It makes a pleasant change to attend a meeting or event that doesn’t mention Brexit. It was in this spirit that I found myself at Newcastle University recently to hear all about the government’s industrial strategy.
The industrial strategy has been under the radar in many respects, but it is a big deal. It is the government’s plan to get the economy in shape, build on strengths and boost productivity. We’re already focused on this in farming but this event was all about how we make sure rural areas don’t miss out on what can too often be a policy aimed at urban areas.
There is a lot to miss out on too if rural areas aren’t covered, and that’s why the NFU has been actively involved. The government is aiming to spend 2.4% of GDP on research and development, and has already put nearly £750m into a ‘challenge fund’ for innovation – a big chunk of which is destined for ‘transforming food production’. All this is designed to address the big challenges ahead – to create the world’s most innovative economy, boost jobs and infrastructure to make the UK the best place for business and ensure prosperous communities across the UK.
The question I always have when looking at new policy is what it actually means for farmers in our region.

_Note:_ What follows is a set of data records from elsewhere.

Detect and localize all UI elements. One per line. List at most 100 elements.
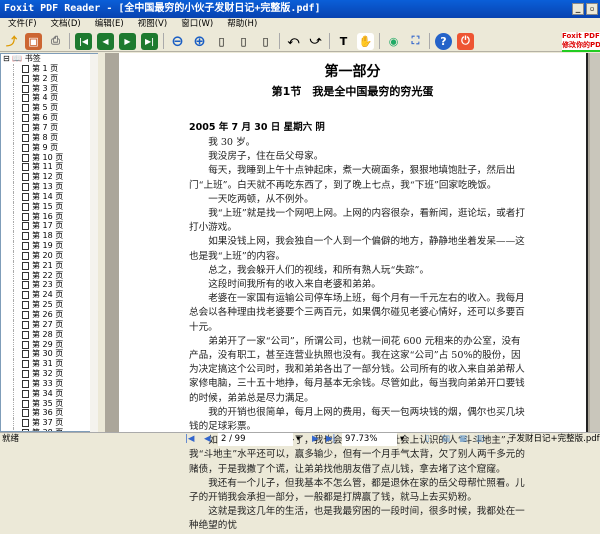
facing-icon[interactable]: ▦	[459, 433, 467, 446]
bookmark-item[interactable]: 第 23 页	[13, 280, 97, 291]
hand-tool-icon[interactable]: ✋	[357, 32, 374, 50]
paragraph: 我还有一个儿子，但我基本不怎么管，都是退休在家的岳父母帮忙照看。儿子的开销我会承…	[189, 477, 525, 504]
zoom-out-icon[interactable]: ⊖	[169, 32, 186, 50]
page-icon	[22, 143, 29, 152]
bookmark-item[interactable]: 第 33 页	[13, 379, 97, 389]
bookmark-item[interactable]: 第 9 页	[13, 143, 97, 153]
bookmark-item[interactable]: 第 12 页	[13, 172, 97, 183]
single-page-icon[interactable]: ▯	[425, 433, 430, 446]
section-heading: 第1节 我是全中国最穷的穷光蛋	[271, 85, 434, 98]
bookmark-item[interactable]: 第 17 页	[13, 221, 97, 232]
bookmark-item[interactable]: 第 2 页	[13, 74, 97, 84]
print-icon[interactable]: ⎙	[47, 33, 64, 50]
bookmark-item[interactable]: 第 21 页	[13, 261, 97, 271]
bookmark-item[interactable]: 第 10 页	[13, 153, 97, 163]
prev-page-button[interactable]: ◀	[204, 433, 211, 446]
bookmark-item[interactable]: 第 1 页	[13, 64, 97, 74]
prev-page-icon[interactable]: ◀	[97, 32, 114, 50]
page-icon	[22, 212, 29, 221]
document-scrollbar[interactable]	[590, 53, 600, 432]
continuous-facing-icon[interactable]: ▥	[476, 433, 484, 446]
open-icon[interactable]: ⤴	[3, 33, 20, 50]
next-page-icon[interactable]: ▶	[119, 32, 136, 50]
page-icon	[22, 360, 29, 369]
first-page-button[interactable]: |◀	[185, 433, 194, 446]
bookmark-label: 第 30 页	[32, 349, 64, 359]
rotate-left-icon[interactable]: ⤺	[285, 33, 302, 50]
fit-page-icon[interactable]: ▯	[235, 33, 252, 50]
bookmark-item[interactable]: 第 29 页	[13, 340, 97, 350]
page-icon	[22, 291, 29, 300]
continuous-icon[interactable]: ▤	[442, 433, 450, 446]
bookmark-item[interactable]: 第 28 页	[13, 330, 97, 340]
bookmark-item[interactable]: 第 4 页	[13, 93, 97, 104]
last-page-icon[interactable]: ▶|	[141, 32, 158, 50]
editor-ad-banner[interactable]: Foxit PDF Editor修改你的PDF	[562, 32, 600, 52]
bookmark-root[interactable]: ⊟ 📖 书签	[1, 54, 97, 64]
bookmark-label: 第 11 页	[32, 162, 64, 172]
bookmark-item[interactable]: 第 31 页	[13, 359, 97, 370]
menu-window[interactable]: 窗口(W)	[181, 18, 213, 31]
fullscreen-icon[interactable]: ⛶	[407, 33, 424, 50]
menu-help[interactable]: 帮助(H)	[227, 18, 257, 31]
page-icon[interactable]: ▯	[213, 33, 230, 50]
first-page-icon[interactable]: |◀	[75, 32, 92, 50]
page-icon	[22, 104, 29, 113]
zoom-in-icon[interactable]: ⊕	[191, 32, 208, 50]
bookmark-item[interactable]: 第 37 页	[13, 418, 97, 429]
page-icon	[22, 320, 29, 329]
sidebar-scrollbar[interactable]	[90, 54, 98, 432]
page-icon	[22, 232, 29, 241]
bookmark-item[interactable]: 第 7 页	[13, 123, 97, 133]
save-icon[interactable]: ▣	[25, 32, 42, 50]
menu-file[interactable]: 文件(F)	[8, 18, 37, 31]
zoom-dropdown-icon[interactable]: ▾	[400, 433, 404, 446]
bookmark-item[interactable]: 第 30 页	[13, 349, 97, 360]
bookmark-item[interactable]: 第 8 页	[13, 133, 97, 143]
menu-document[interactable]: 文档(D)	[51, 18, 81, 31]
bookmark-item[interactable]: 第 18 页	[13, 231, 97, 242]
bookmark-item[interactable]: 第 26 页	[13, 310, 97, 320]
page-dropdown-icon[interactable]: ▾	[296, 433, 300, 446]
zoom-field[interactable]: 97.73%	[342, 433, 397, 446]
bookmark-item[interactable]: 第 6 页	[13, 113, 97, 124]
bookmark-label: 第 34 页	[32, 388, 64, 398]
bookmark-label: 第 27 页	[32, 319, 64, 329]
page-icon	[22, 114, 29, 123]
power-icon[interactable]: ⏻	[457, 32, 474, 50]
web-icon[interactable]: ◉	[385, 33, 402, 50]
bookmark-item[interactable]: 第 34 页	[13, 389, 97, 399]
last-page-button[interactable]: ▶|	[326, 433, 335, 446]
menu-edit[interactable]: 编辑(E)	[95, 18, 124, 31]
bookmark-item[interactable]: 第 13 页	[13, 182, 97, 192]
page-icon	[22, 301, 29, 310]
status-filename: 子发财日记+完整版.pdf	[508, 434, 600, 444]
page-icon	[22, 370, 29, 379]
minimize-button[interactable]: _	[572, 3, 584, 15]
bookmark-label: 第 21 页	[32, 260, 64, 270]
bookmark-item[interactable]: 第 11 页	[13, 162, 97, 173]
fit-width-icon[interactable]: ▯	[257, 33, 274, 50]
page-icon	[22, 123, 29, 132]
bookmark-item[interactable]: 第 15 页	[13, 202, 97, 212]
text-select-icon[interactable]: T	[335, 33, 352, 50]
bookmark-item[interactable]: 第 32 页	[13, 369, 97, 379]
bookmark-item[interactable]: 第 19 页	[13, 241, 97, 252]
bookmark-item[interactable]: 第 25 页	[13, 300, 97, 311]
bookmark-item[interactable]: 第 20 页	[13, 251, 97, 261]
rotate-right-icon[interactable]: ⤻	[307, 33, 324, 50]
page-icon	[22, 350, 29, 359]
page-number-field[interactable]: 2 / 99	[218, 433, 293, 446]
help-icon[interactable]: ?	[435, 32, 452, 50]
page-icon	[22, 271, 29, 280]
bookmark-item[interactable]: 第 14 页	[13, 192, 97, 202]
bookmark-item[interactable]: 第 36 页	[13, 408, 97, 419]
next-page-button[interactable]: ▶	[312, 433, 319, 446]
page-icon	[22, 340, 29, 349]
bookmark-item[interactable]: 第 24 页	[13, 290, 97, 301]
bookmark-item[interactable]: 第 5 页	[13, 103, 97, 114]
menu-view[interactable]: 视图(V)	[138, 18, 167, 31]
bookmark-item[interactable]: 第 27 页	[13, 320, 97, 330]
bookmark-label: 第 23 页	[32, 280, 64, 290]
restore-button[interactable]: ▫	[586, 3, 598, 15]
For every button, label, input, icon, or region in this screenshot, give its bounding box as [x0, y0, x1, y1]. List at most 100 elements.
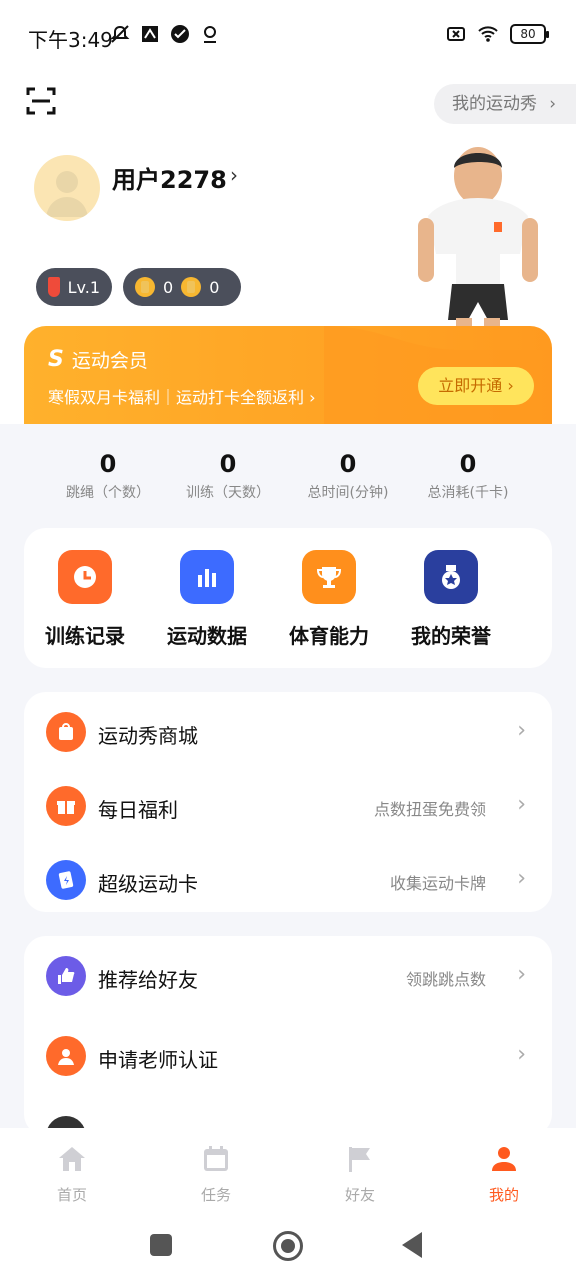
teacher-icon [46, 1036, 86, 1076]
stat-value: 0 [339, 450, 357, 478]
quick-label: 我的荣誉 [411, 624, 491, 648]
quick-my-honors[interactable]: 我的荣誉 [390, 528, 512, 668]
list-item-label: 超级运动卡 [98, 872, 198, 896]
stat-label: 总消耗(千卡) [427, 485, 509, 501]
nav-label: 任务 [200, 1186, 231, 1204]
quick-label: 运动数据 [167, 624, 247, 648]
coin-count: 0 [163, 277, 174, 297]
status-notification-icons [110, 24, 220, 44]
vip-title: 运动会员 [71, 350, 148, 372]
wifi-icon [478, 26, 498, 42]
bolt-coin-count: 0 [209, 277, 220, 297]
gift-icon [46, 786, 86, 826]
list-item-hint: 领跳跳点数 [405, 970, 486, 989]
list-item-recommend[interactable]: 推荐给好友 领跳跳点数 › [24, 938, 552, 1018]
profile-header: 下午3:49 80 我的运动秀 › 用户2278 › Lv.1 0 0 S 运动… [0, 0, 576, 424]
points-badge[interactable]: 0 0 [123, 268, 241, 306]
quick-training-records[interactable]: 训练记录 [24, 528, 146, 668]
chevron-right-icon: › [309, 388, 316, 407]
stat-value: 0 [99, 450, 117, 478]
avatar-figure[interactable] [400, 138, 550, 350]
sim-off-icon [447, 27, 465, 41]
vip-subtitle[interactable]: 寒假双月卡福利｜运动打卡全额返利 › [48, 384, 316, 408]
list-item-daily-welfare[interactable]: 每日福利 点数扭蛋免费领 › [24, 768, 552, 842]
chevron-right-icon: › [517, 866, 526, 891]
recent-apps-button[interactable] [150, 1234, 172, 1256]
back-button[interactable] [402, 1232, 422, 1258]
clock-icon [58, 550, 112, 604]
nav-tasks[interactable]: 任务 [144, 1128, 288, 1212]
nav-label: 好友 [344, 1186, 375, 1204]
bottom-nav: 首页 任务 好友 我的 [0, 1128, 576, 1212]
default-avatar-icon [46, 171, 88, 217]
list-item-teacher-cert[interactable]: 申请老师认证 › [24, 1018, 552, 1098]
quick-sports-data[interactable]: 运动数据 [146, 528, 268, 668]
coin-icon [135, 277, 155, 297]
chevron-right-icon: › [517, 792, 526, 817]
list-item-hint: 收集运动卡牌 [389, 874, 486, 893]
services-card: 运动秀商城 › 每日福利 点数扭蛋免费领 › 超级运动卡 收集运动卡牌 › [24, 692, 552, 912]
nav-label: 我的 [488, 1186, 519, 1204]
username[interactable]: 用户2278 [112, 160, 227, 195]
app-notification-icon [142, 26, 158, 42]
calendar-icon [204, 1146, 228, 1171]
nav-friends[interactable]: 好友 [288, 1128, 432, 1212]
status-bar: 下午3:49 80 [0, 0, 576, 72]
thumbs-up-icon [46, 956, 86, 996]
stat-label: 总时间(分钟) [307, 485, 389, 501]
location-icon [204, 26, 216, 43]
chevron-right-icon: › [517, 718, 526, 743]
chevron-right-icon: › [517, 1042, 526, 1067]
bar-chart-icon [180, 550, 234, 604]
stat-training-days[interactable]: 0 训练（天数） [168, 450, 288, 510]
my-sports-show-button[interactable]: 我的运动秀 › [434, 84, 576, 124]
scan-icon[interactable] [26, 86, 56, 116]
vip-activate-button[interactable]: 立即开通 › [418, 367, 534, 405]
list-item-label: 每日福利 [98, 798, 178, 822]
chevron-right-icon: › [517, 962, 526, 987]
quick-label: 训练记录 [45, 624, 125, 648]
quick-label: 体育能力 [289, 624, 369, 648]
stat-calories[interactable]: 0 总消耗(千卡) [408, 450, 528, 510]
home-button[interactable] [273, 1231, 303, 1261]
list-item-shop[interactable]: 运动秀商城 › [24, 694, 552, 768]
stat-jump-rope[interactable]: 0 跳绳（个数） [48, 450, 168, 510]
mute-icon [110, 25, 130, 43]
avatar[interactable] [34, 155, 100, 221]
person-icon [492, 1147, 516, 1171]
chevron-right-icon: › [549, 94, 556, 114]
shop-icon [46, 712, 86, 752]
stat-label: 训练（天数） [186, 485, 270, 501]
more-card: 推荐给好友 领跳跳点数 › 申请老师认证 › 帮助与反馈 › [24, 936, 552, 1136]
card-icon [46, 860, 86, 900]
vip-title-row: S 运动会员 [48, 346, 148, 373]
list-item-label: 推荐给好友 [98, 968, 198, 992]
battery-icon: 80 [510, 24, 549, 44]
list-item-super-card[interactable]: 超级运动卡 收集运动卡牌 › [24, 842, 552, 916]
medal-icon [424, 550, 478, 604]
sport-plus-logo-icon: S [48, 347, 64, 372]
nav-me[interactable]: 我的 [432, 1128, 576, 1212]
trophy-icon [302, 550, 356, 604]
status-system-icons: 80 [446, 24, 549, 44]
stat-label: 跳绳（个数） [66, 485, 150, 501]
stat-value: 0 [219, 450, 237, 478]
nav-home[interactable]: 首页 [0, 1128, 144, 1212]
my-sports-show-label: 我的运动秀 [452, 94, 537, 114]
chevron-right-icon[interactable]: › [230, 163, 238, 187]
level-text: Lv.1 [67, 277, 100, 297]
flag-icon [349, 1147, 370, 1172]
list-item-label: 运动秀商城 [98, 724, 198, 748]
list-item-hint: 点数扭蛋免费领 [373, 800, 486, 819]
quick-sports-ability[interactable]: 体育能力 [268, 528, 390, 668]
quick-actions-card: 训练记录 运动数据 体育能力 我的荣誉 [24, 528, 552, 668]
stats-row: 0 跳绳（个数） 0 训练（天数） 0 总时间(分钟) 0 总消耗(千卡) [48, 450, 528, 510]
home-icon [59, 1147, 85, 1171]
stat-total-time[interactable]: 0 总时间(分钟) [288, 450, 408, 510]
level-badge[interactable]: Lv.1 [36, 268, 112, 306]
status-time: 下午3:49 [28, 28, 113, 52]
list-item-label: 申请老师认证 [98, 1048, 218, 1072]
vip-banner[interactable]: S 运动会员 寒假双月卡福利｜运动打卡全额返利 › 立即开通 › [24, 326, 552, 424]
check-circle-icon [171, 25, 189, 43]
bolt-coin-icon [181, 277, 202, 297]
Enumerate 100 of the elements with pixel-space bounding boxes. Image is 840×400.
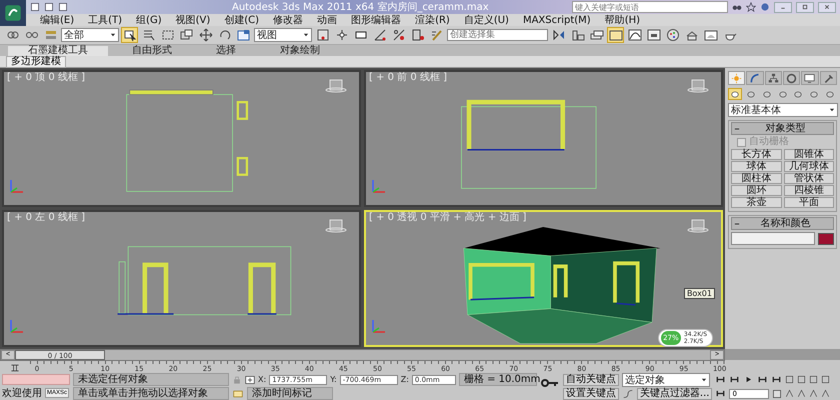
category-dropdown[interactable]: 标准基本体	[728, 103, 838, 117]
menu-item[interactable]: 图形编辑器	[351, 14, 402, 26]
percent-snap-icon	[392, 28, 406, 42]
ribbon-panel-tab[interactable]: 多边形建模	[6, 56, 66, 68]
menu-item[interactable]: MAXScript(M)	[522, 14, 591, 26]
save-file-button[interactable]	[58, 2, 68, 12]
rollout-title: 对象类型	[764, 124, 806, 134]
key-tangent-icon	[622, 388, 634, 398]
object-color-swatch[interactable]	[818, 232, 834, 244]
menu-item[interactable]: 帮助(H)	[604, 14, 640, 26]
ribbon-tab[interactable]: 对象绘制	[260, 46, 340, 56]
category-button[interactable]	[728, 88, 742, 100]
toolbar-dropdown[interactable]: 视图	[254, 28, 312, 42]
rollout-header[interactable]: 名称和颜色	[731, 217, 834, 230]
primitive-button[interactable]: 圆柱体	[731, 173, 782, 184]
wheel-icon	[786, 72, 798, 84]
command-panel-tab[interactable]	[764, 71, 782, 85]
prompt-text: 单击或单击并拖动以选择对象	[73, 387, 229, 400]
app-logo-icon	[4, 4, 22, 22]
select-icon	[122, 28, 136, 42]
toolbar-dropdown[interactable]: 全部	[61, 28, 119, 42]
bend-icon	[749, 72, 760, 84]
selection-status: 未选定任何对象	[73, 373, 229, 386]
menu-item[interactable]: 自定义(U)	[464, 14, 509, 26]
new-file-button[interactable]	[30, 2, 40, 12]
primitive-button[interactable]: 平面	[784, 197, 834, 208]
key-set-dropdown[interactable]: 选定对象	[622, 372, 710, 386]
toolbar-button[interactable]	[607, 27, 624, 43]
close-button[interactable]	[818, 2, 836, 12]
bind-icon	[44, 28, 58, 42]
menu-item[interactable]: 视图(V)	[176, 14, 210, 26]
hierarchy-icon	[768, 72, 779, 84]
primitive-button[interactable]: 圆环	[731, 185, 782, 196]
primitive-button[interactable]: 圆锥体	[784, 149, 834, 160]
ribbon-tab[interactable]: 自由形式	[112, 46, 192, 56]
absolute-mode-icon	[245, 374, 255, 384]
auto-key-button[interactable]: 自动关键点	[562, 374, 619, 386]
toolbar-button[interactable]	[121, 27, 138, 43]
menu-item[interactable]: 创建(C)	[224, 14, 260, 26]
search-field[interactable]: 键入关键字或短语	[572, 1, 728, 13]
viewcube-icon	[687, 79, 709, 93]
move-icon	[198, 28, 212, 42]
caret-icon	[829, 107, 835, 113]
scale-icon	[236, 28, 250, 42]
caret-icon	[303, 32, 309, 38]
collapse-icon	[734, 220, 740, 226]
angle-snap-icon	[372, 28, 386, 42]
open-file-button[interactable]	[44, 2, 54, 12]
time-tag-button[interactable]	[232, 388, 244, 398]
coordinate-label: Y:	[330, 375, 337, 384]
sun-icon	[731, 72, 742, 84]
time-tag-text[interactable]: 添加时间标记	[247, 387, 333, 400]
rollout-title: 名称和颜色	[760, 218, 812, 228]
curve-editor-icon	[628, 28, 642, 42]
manipulate-icon	[334, 28, 348, 42]
menu-item[interactable]: 编辑(E)	[40, 14, 74, 26]
viewcube-icon	[325, 219, 347, 233]
rectangle-icon	[160, 28, 174, 42]
window-title: Autodesk 3ds Max 2011 x64 室内房间_ceramm.max	[232, 0, 489, 14]
primitive-button[interactable]: 茶壶	[731, 197, 782, 208]
list-icon	[142, 28, 156, 42]
toolbar-button[interactable]	[664, 27, 681, 43]
command-panel-tab[interactable]	[801, 71, 819, 85]
set-key-button[interactable]: 设置关键点	[562, 388, 619, 400]
viewcube-icon	[325, 79, 347, 93]
app-logo-button[interactable]	[0, 0, 26, 26]
menu-item[interactable]: 动画	[317, 14, 338, 26]
maximize-button[interactable]	[796, 2, 814, 12]
toolbar-button[interactable]	[626, 27, 643, 43]
coordinate-label: X:	[258, 375, 266, 384]
menu-item[interactable]: 渲染(R)	[415, 14, 450, 26]
command-panel-tab[interactable]	[782, 71, 800, 85]
script-listener-field[interactable]	[2, 374, 70, 385]
menu-item[interactable]: 工具(T)	[88, 14, 122, 26]
primitive-button[interactable]: 管状体	[784, 173, 834, 184]
rotate-icon	[218, 28, 232, 42]
ribbon-tab[interactable]: 选择	[196, 46, 256, 56]
frame-window-icon	[704, 28, 718, 42]
pivot-icon	[316, 28, 330, 42]
rollout-header[interactable]: 对象类型	[731, 122, 834, 135]
primitive-button[interactable]: 几何球体	[784, 161, 834, 172]
monitor-icon	[804, 72, 816, 84]
primitive-button[interactable]: 长方体	[731, 149, 782, 160]
key-filters-button[interactable]: 关键点过滤器...	[636, 388, 712, 400]
command-panel-tab[interactable]	[820, 71, 837, 85]
toolbar-button[interactable]	[645, 27, 662, 43]
close-icon	[823, 4, 831, 10]
object-name-field[interactable]	[731, 232, 815, 245]
lock-icon	[232, 374, 242, 384]
menu-item[interactable]: 组(G)	[136, 14, 162, 26]
grid-size-text: 栅格 = 10.0mm	[458, 373, 537, 386]
command-panel-tab[interactable]	[746, 71, 764, 85]
primitive-button[interactable]: 球体	[731, 161, 782, 172]
axis-icon	[8, 317, 26, 335]
toolbar-button[interactable]	[197, 27, 214, 43]
hammer-icon	[822, 72, 834, 84]
ribbon-tab[interactable]: 石墨建模工具	[8, 46, 108, 56]
edit-set-icon	[430, 28, 444, 42]
menu-item[interactable]: 修改器	[273, 14, 304, 26]
primitive-button[interactable]: 四棱锥	[784, 185, 834, 196]
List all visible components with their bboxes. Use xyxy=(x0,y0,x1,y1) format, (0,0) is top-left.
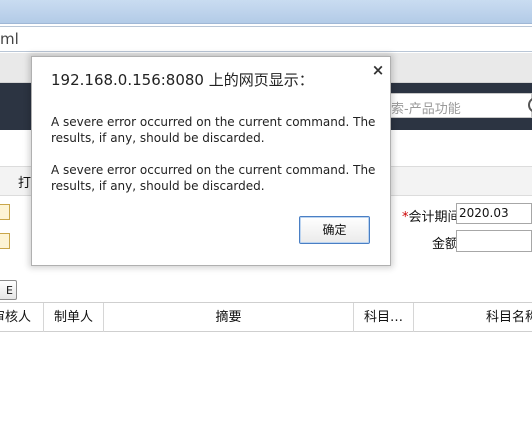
address-text: ml xyxy=(0,30,19,48)
period-input[interactable]: 2020.03 xyxy=(456,203,532,224)
dialog-message: A severe error occurred on the current c… xyxy=(51,163,376,193)
alert-dialog: 192.168.0.156:8080 上的网页显示： × A severe er… xyxy=(31,56,391,266)
column-header-preparer[interactable]: 制单人 xyxy=(44,303,104,332)
dialog-message: A severe error occurred on the current c… xyxy=(51,115,376,145)
period-label-text: 会计期间 xyxy=(408,210,461,225)
search-tool-icon[interactable] xyxy=(0,204,10,220)
dialog-title: 192.168.0.156:8080 上的网页显示： xyxy=(51,71,314,89)
column-header-account-code[interactable]: 科目… xyxy=(354,303,414,332)
toolbar-small-button[interactable]: E xyxy=(0,280,17,300)
browser-title-bar xyxy=(0,0,532,24)
column-header-summary[interactable]: 摘要 xyxy=(104,303,354,332)
search-placeholder: 索-产品功能 xyxy=(391,102,461,117)
period-label: *会计期间 xyxy=(402,206,461,225)
print-menu-item[interactable]: 打 xyxy=(18,172,31,191)
column-header-reviewer[interactable]: 审核人 xyxy=(0,303,44,332)
close-icon[interactable]: × xyxy=(371,63,385,78)
amount-label: 金额 xyxy=(432,237,459,252)
ok-button[interactable]: 确定 xyxy=(299,216,370,244)
amount-input[interactable] xyxy=(456,230,532,252)
column-header-account-name[interactable]: 科目名称 xyxy=(414,303,532,332)
grid-header: 审核人 制单人 摘要 科目… 科目名称 xyxy=(0,302,532,332)
address-bar[interactable]: ml xyxy=(0,26,532,52)
calendar-tool-icon[interactable] xyxy=(0,233,10,249)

The answer could be ‘quite a lot’ if we can make sure the industry is properly involved in this strategy. One issue discussed, for instance, was the fact that compared to urban areas, the countryside is home to fewer people of working age and more aged over 65. Its clear we need some innovative thinking here.
Another discussion point that was an eye-opener was how to help farmers make better use of data. An unbelievable amount of data is now collected, but apparently only about 2% of it is ever used. Accessible data can help boost productivity – and that’s what the industrial strategy is all about.
I left the event feeling excited about how we can link farming and research in our region. The universities in Newcastle and Leeds with their research farms, the colleges at Askham Bryan, Bishop Burton and Kirkley Hall, the exciting work of Stockbridge Technology Centre all combined with innovative work on-farm and in food processing means there is plenty of scope for more involvement in this emerging policy area.
The next step is to develop local industrial strategies that explore what needs to happen in different parts of the country. We’re working hard across the region to make sure farmers’ views are represented in this process. With the uncertainty of Brexit there has never been a more important time for farmers to have the tools, the data and the knowledge to improve their business productivity and profitability. The industrial strategy, implemented in the right way and taking proper account of farming and rural issues, should do precisely that.